4D mmW/5G Metasurfaces and Wireless Sensors Combining Additive Manufacturing, Morphing and ML Technologies

Abstract

The paper will introduce fully printed 4D metasurfaces and wireless sensors operating up to 5G/mmW frequency range. Multiple morphing (shape-changing) approaches will be presented for massively scalable additively manufactured implementations , while modulation, signal redirection and energy harvesting features will be thoroughly covered in terms of integrability, flexibility and power consumption requirements. The talk will also refer to multiple reconfigurable intelligent surfaces (RIS) being enabled by newly reported fully printed planar lenses (Rotman, Van Atta, …) and dielectric reflectarrays enabling ultra long interrogation ranges when combined with “zero-power” backscattering interrogation techniques.
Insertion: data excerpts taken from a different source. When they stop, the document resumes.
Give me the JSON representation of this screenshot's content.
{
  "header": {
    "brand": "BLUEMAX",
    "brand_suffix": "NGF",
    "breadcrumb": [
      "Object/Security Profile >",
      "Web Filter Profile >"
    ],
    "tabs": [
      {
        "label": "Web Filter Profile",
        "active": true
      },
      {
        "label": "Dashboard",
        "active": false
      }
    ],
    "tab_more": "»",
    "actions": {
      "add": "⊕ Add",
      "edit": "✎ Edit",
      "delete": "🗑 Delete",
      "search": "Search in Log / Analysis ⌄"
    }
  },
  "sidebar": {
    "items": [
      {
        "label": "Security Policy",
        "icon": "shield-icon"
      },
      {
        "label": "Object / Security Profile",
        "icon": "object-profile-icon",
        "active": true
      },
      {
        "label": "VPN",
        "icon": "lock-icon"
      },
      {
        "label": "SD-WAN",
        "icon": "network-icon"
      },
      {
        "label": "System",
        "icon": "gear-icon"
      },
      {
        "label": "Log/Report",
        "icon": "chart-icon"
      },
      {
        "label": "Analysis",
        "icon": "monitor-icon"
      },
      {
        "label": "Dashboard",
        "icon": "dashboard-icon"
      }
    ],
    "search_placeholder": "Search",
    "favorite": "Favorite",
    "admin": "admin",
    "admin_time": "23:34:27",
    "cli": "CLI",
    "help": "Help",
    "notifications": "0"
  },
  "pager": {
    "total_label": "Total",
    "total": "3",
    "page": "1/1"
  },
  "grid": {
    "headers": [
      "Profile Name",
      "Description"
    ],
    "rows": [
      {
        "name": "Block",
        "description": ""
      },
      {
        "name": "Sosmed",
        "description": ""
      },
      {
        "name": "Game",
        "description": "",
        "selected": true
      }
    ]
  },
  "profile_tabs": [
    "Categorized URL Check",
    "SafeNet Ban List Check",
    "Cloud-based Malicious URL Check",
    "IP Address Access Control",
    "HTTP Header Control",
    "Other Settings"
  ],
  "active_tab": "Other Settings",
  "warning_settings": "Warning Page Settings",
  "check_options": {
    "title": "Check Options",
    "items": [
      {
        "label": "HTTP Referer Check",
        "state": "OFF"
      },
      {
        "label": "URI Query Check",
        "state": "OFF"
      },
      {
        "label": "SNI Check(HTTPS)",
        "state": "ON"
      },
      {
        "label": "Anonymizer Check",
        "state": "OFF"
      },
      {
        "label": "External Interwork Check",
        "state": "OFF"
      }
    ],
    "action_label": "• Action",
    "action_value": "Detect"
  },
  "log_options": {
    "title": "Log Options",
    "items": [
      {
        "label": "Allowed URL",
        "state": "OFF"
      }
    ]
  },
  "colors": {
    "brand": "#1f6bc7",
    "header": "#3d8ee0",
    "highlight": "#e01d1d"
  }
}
Major challenges of flexible hybrid electronic implementations as well as ultra-low-power printable structures for self-diagnostic and anti-counterfeiting packages will be discussed in depth and numerous ML techniques will be comparatively evaluated for their optimization, calibration and on-demand reconfigurability. The paper will conclude with fully printable mmW/5G RF modules for wireless sensing applications spanning a wide range of fully passive tags to energy autonomous long-range RFID systems and low-cost miniaturized tags for orientation and rotational sensing for VR applications as well as environmental sensing and structural health monitoring.